Recently, I spotted a line in Distributed Systems: Principles and Paradigms that caught my interest because it ran counter to my understanding of thread performance on a Linux system.
Instead of using processes, an application can also be constructed such that different parts are executed by separate threads. Communication between those parts is entirely dealt with by using shared data. Thread switching can sometimes be done entirely in user space, although in other implementations, the kernel is aware of threads and schedules them. The effect can be a dramatic improvement in performance. (Tanenbaum, A. S., & Van Steen, M. (2007). Distributed systems: principles and paradigms.
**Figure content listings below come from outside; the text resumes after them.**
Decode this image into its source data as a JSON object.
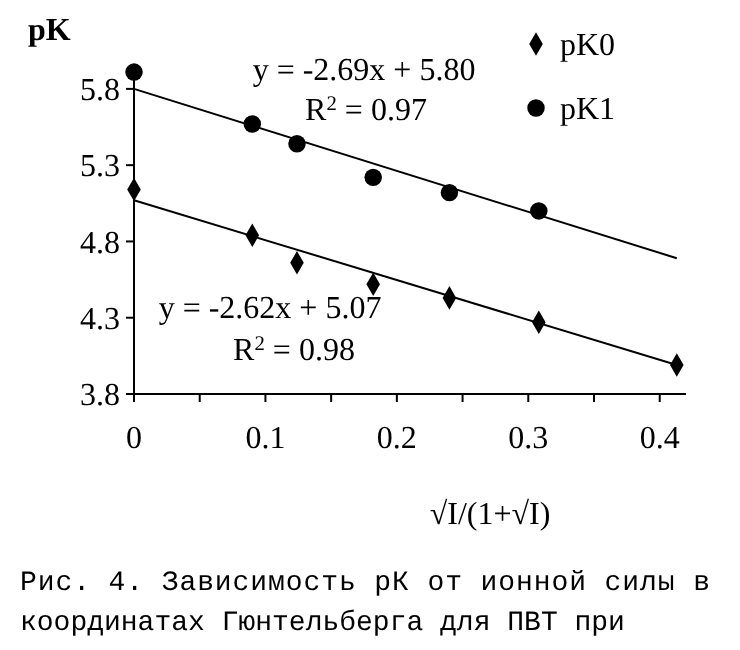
{
  "chart_data": {
    "type": "scatter",
    "ylabel": "pK",
    "xlabel": "√I/(1+√I)",
    "xlim": [
      0,
      0.42
    ],
    "xticks": [
      0,
      {
        "value": 0.05,
        "label": null
      },
      0.1,
      {
        "value": 0.15,
        "label": null
      },
      0.2,
      {
        "value": 0.25,
        "label": null
      },
      0.3,
      {
        "value": 0.35,
        "label": null
      },
      0.4
    ],
    "ylim": [
      3.8,
      5.95
    ],
    "yticks": [
      3.8,
      4.3,
      4.8,
      5.3,
      5.8
    ],
    "legend": "top right",
    "grid": false,
    "series": [
      {
        "name": "pK0",
        "color": "#000000",
        "marker": "diamond",
        "x": [
          0,
          0.09,
          0.124,
          0.182,
          0.24,
          0.308,
          0.413
        ],
        "values": [
          5.14,
          4.84,
          4.66,
          4.52,
          4.43,
          4.27,
          3.99
        ]
      },
      {
        "name": "pK1",
        "color": "#000000",
        "marker": "circle",
        "x": [
          0,
          0.09,
          0.124,
          0.182,
          0.24,
          0.308
        ],
        "values": [
          5.91,
          5.57,
          5.44,
          5.22,
          5.12,
          5.0
        ]
      },
      {
        "type": "line",
        "color": "#000000",
        "marker": "none",
        "x": [
          0,
          0.413
        ],
        "values": [
          5.07,
          3.99
        ]
      },
      {
        "type": "line",
        "color": "#000000",
        "marker": "none",
        "x": [
          0,
          0.413
        ],
        "values": [
          5.8,
          4.69
        ]
      }
    ],
    "annotations": [
      "y = -2.69x + 5.80",
      "R$^{2}$ = 0.97",
      "y = -2.62x + 5.07",
      "R$^{2}$ = 0.98",
      "Рис. 4. Зависимость рК от ионной силы в координатах Гюнтельберга для ПВТ при"
    ]
  }
}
Prentice-Hall.)
The sense I got from this statement, and other such comments through the chapter, suggested to me that we should expect better performance from a multi-threaded system than the same system using multiple processes. At my day job, I work on a database which handles parallelism through IPC communication with multiple processes; anytime the topic of threading comes up, the gain gets questioned. So with this these two opposing thoughts, I decided testing was order.
The program
I opted to write a simple 3n+1 implementation (https://en.wikipedia.org/wiki/Collatz_conjecture) to test this hypothesis. In addition to the base program, I wrote two methods for spawning workers; one using pthread_create, and one using fork.
The source code can be found at: https://github.com/chuck211991/thread_testing
The results
Before I wrote a good scaffolding to generated graphs, I wanted to see if there was a drastic different to determine what my parameters should be. Here are the results of some basic testing:
Threads | Limit | Time (threads) | Time (procs) |
---|---|---|---|
10 | 50000000 | 1m39.287s | 1m39.859s |
100 | 50000000 | 2m55.208s | 2m44.556s |
500* | 50000000 | 1m57.329s | 1m57.837s |
5000 | 50000000 | 2m23.804s | 2m24.206s |
- Prior to this run, I increased the Docker container from 2 CPU’s to 5 (my physical host has 6).
It is clear that there is no difference here. Why?
Like all good programmers, off to stackoverflow I went (https://stackoverflow.com/a/809049). In essence, the Linux kernel doesn’t differentiate between threads and processes.
Verdict: it doesn’t matter which method you use.